Getting to remote regions for geologic mapping quickly becomes adventurous work. To reach the site, “we drove as far as we could,” said Allison Reid, and then there was “a three-mile hike up to the base camp with equipment coming up via multiple trips on our backs and with an ATV.”
The team made a small canvas fort into their backcountry home. Their food was stored in a bag dangling from tall trees out of bear-reaching range and tents were pitched around the fort.
Fieldwork and trekking the miles to each rocky outcrop dominated their daylight hours.
I have wanted to see geology outside the classroom to get experience and a better understanding,”
Guided by high resolution topographic maps, they focused in on previously uncharted intricacies of the region. Reid explained that they referenced “our maps that could show us based on differences in topography where we should go to look for the outcrops.”

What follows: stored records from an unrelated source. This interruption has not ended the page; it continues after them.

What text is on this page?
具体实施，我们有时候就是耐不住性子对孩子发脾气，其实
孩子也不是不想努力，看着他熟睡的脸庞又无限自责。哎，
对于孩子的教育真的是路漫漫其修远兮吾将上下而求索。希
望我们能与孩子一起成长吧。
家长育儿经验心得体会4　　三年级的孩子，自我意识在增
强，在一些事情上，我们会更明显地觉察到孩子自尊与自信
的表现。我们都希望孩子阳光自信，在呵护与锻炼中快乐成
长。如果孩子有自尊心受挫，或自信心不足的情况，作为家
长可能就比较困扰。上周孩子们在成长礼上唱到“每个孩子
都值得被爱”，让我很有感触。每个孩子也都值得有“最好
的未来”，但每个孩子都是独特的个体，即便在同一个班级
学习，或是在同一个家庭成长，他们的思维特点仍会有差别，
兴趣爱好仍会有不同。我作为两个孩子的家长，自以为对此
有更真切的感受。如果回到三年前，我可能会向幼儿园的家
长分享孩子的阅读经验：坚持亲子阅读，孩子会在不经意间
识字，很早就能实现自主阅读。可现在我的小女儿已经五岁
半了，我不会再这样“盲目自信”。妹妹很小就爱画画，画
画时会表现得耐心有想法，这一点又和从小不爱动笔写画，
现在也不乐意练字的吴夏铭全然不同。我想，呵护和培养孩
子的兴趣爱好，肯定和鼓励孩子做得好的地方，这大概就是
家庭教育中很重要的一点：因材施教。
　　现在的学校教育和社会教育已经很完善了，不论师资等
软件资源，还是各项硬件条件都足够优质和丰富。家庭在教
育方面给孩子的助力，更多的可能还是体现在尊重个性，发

With chisels and hammers, they chipped away samples to bring back to the lab.
“When we identified a new rock type that we were interested in doing more analyses on, we would hammer it out of the outcrop and make sure that we documented where it came from and the orientation of the sample. We collected about 20 samples a little bit bigger than a softball in size,” said Webber.

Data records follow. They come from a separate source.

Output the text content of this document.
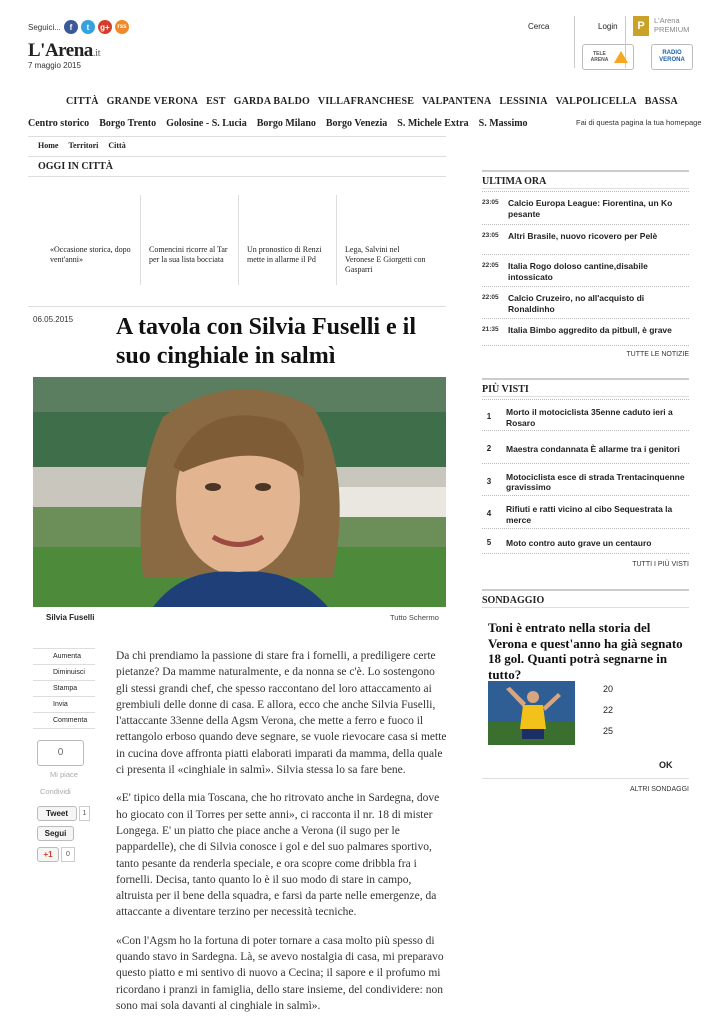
Seguici...	f	t	g+	rss
L'Arena.it
7 maggio 2015
Cerca	Login	P	L'Arena
PREMIUM
TELE ARENA
RADIO VERONA
CITTÀ GRANDE VERONA EST GARDA BALDO VILLAFRANCHESE VALPANTENA LESSINIA VALPOLICELLA BASSA
Centro storico Borgo Trento Golosine - S. Lucia Borgo Milano Borgo Venezia S. Michele Extra S. Massimo	Fai di questa pagina la tua homepage
Home Territori Città
OGGI IN CITTÀ
«Occasione storica, dopo vent'anni»
Comencini ricorre al Tar per la sua lista bocciata
Un pronostico di Renzi mette in allarme il Pd
Lega, Salvini nel Veronese E Giorgetti con Gasparri
06.05.2015 A tavola con Silvia Fuselli e il suo cinghiale in salmì
Silvia Fuselli	Tutto Schermo
Aumenta
Diminuisci
Stampa
Invia
Commenta
0
Mi piace
Condividi
Tweet	1
Segui
+1	0

Da chi prendiamo la passione di stare fra i fornelli, a prediligere certe pietanze? Da mamme naturalmente, e da nonna se c'è. Lo sostengono gli stessi grandi chef, che spesso raccontano del loro attaccamento ai grembiuli delle donne di casa. E allora, ecco che anche Silvia Fuselli, l'attaccante 33enne della Agsm Verona, che mette a ferro e fuoco il rettangolo erboso quando deve segnare, se vuole rievocare casa si mette in cucina dove affronta piatti elaborati imparati da mamma, della quale ci presenta il «cinghiale in salmì». Silvia stessa lo sa fare bene.

«E' tipico della mia Toscana, che ho ritrovato anche in Sardegna, dove ho giocato con il Torres per sette anni», ci racconta il nr. 18 di mister Longega. E' un piatto che piace anche a Verona (il sugo per le pappardelle), che di Silvia conosce i gol e del suo palmares sportivo, tanto pesante da renderla speciale, e ora scopre come dribbla fra i fornelli. Decisa, tanto quanto lo è il suo modo di stare in campo, altruista per il bene della squadra, e farsi da parte nelle emergenze, da attaccante a diventare terzino per necessità tecniche.

«Con l'Agsm ho la fortuna di poter tornare a casa molto più spesso di quando stavo in Sardegna. Là, se avevo nostalgia di casa, mi preparavo questo piatto e mi sentivo di nuovo a Cecina; il sapore e il profumo mi ricordano i pranzi in famiglia, dello stare insieme, del condividere: non sono mai sola davanti al cinghiale in salmì».

ULTIMA ORA
23:05	Calcio Europa League: Fiorentina, un Ko pesante
23:05	Altri Brasile, nuovo ricovero per Pelè
22:05	Italia Rogo doloso cantine,disabile intossicato
22:05	Calcio Cruzeiro, no all'acquisto di Ronaldinho
21:35	Italia Bimbo aggredito da pitbull, è grave
TUTTE LE NOTIZIE
PIÙ VISTI
1	Morto il motociclista 35enne caduto ieri a Rosaro
2	Maestra condannata È allarme tra i genitori
3	Motociclista esce di strada Trentacinquenne gravissimo
4	Rifiuti e ratti vicino al cibo Sequestrata la merce
5	Moto contro auto grave un centauro
TUTTI I PIÙ VISTI
SONDAGGIO
Toni è entrato nella storia del Verona e quest'anno ha già segnato 18 gol. Quanti potrà segnarne in tutto?
20
22
25
OK
ALTRI SONDAGGI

In Bozeman, they cut up the samples with a diamond saw and sent them out to be made into thin sections - slices of rock about the thickness of paper mounted to glass slides.
Under one of Stockton’s microscopes with polarized light, the thin section looks like a kaleidoscope of iridescent colors. To a trained geologist, the shimmering beauty reveals clues about how the rocks formed, their composition and more.
The team was especially excited to look at a thin section from a mysterious formation they found.
“We were walking along a landslide deposit through a boulder field, and we found giant boulders containing what an onlooker might describe as dinosaur eggs. There were thousands of them. We aren’t sure why or how they formed, but we are doing more research and looking into that now,” said Tapanes.
The ‘dinosaur eggs’ are spherical features that crystallized from magma. “They are pretty rare and pretty unusual. They are a scientific curiosity. One of the side projects is to figure out how and why these are where they are,” said Webber.
The team is currently digitizing descriptive information about the rock outcrops they sampled and pairing that information with location coordinates using GIS technology.
“I have wanted to see geology outside the classroom to get experience and a better understanding,” Tapanes said.
He and Reid both got that experience along with stories that will last a lifetime.
East Coast Exploration
Matthew “Rocky” Severs, associate professor of Geology, took his upper-level geology class Mineralogy to the Adirondacks for a weekend field trip this fall. Matthew Gulya called the trip “one for my personal history book.” He was particularly surprised and captivated by the areas that were former mines. “It was enlightening to see how beautiful these areas are despite the fact that they were once mines given the infamy of the mining industry. This trip overall has enhanced my classroom experience as I had the opportunity to put my skills as a geologist to the test in the forms of making field observations and mineral identification.”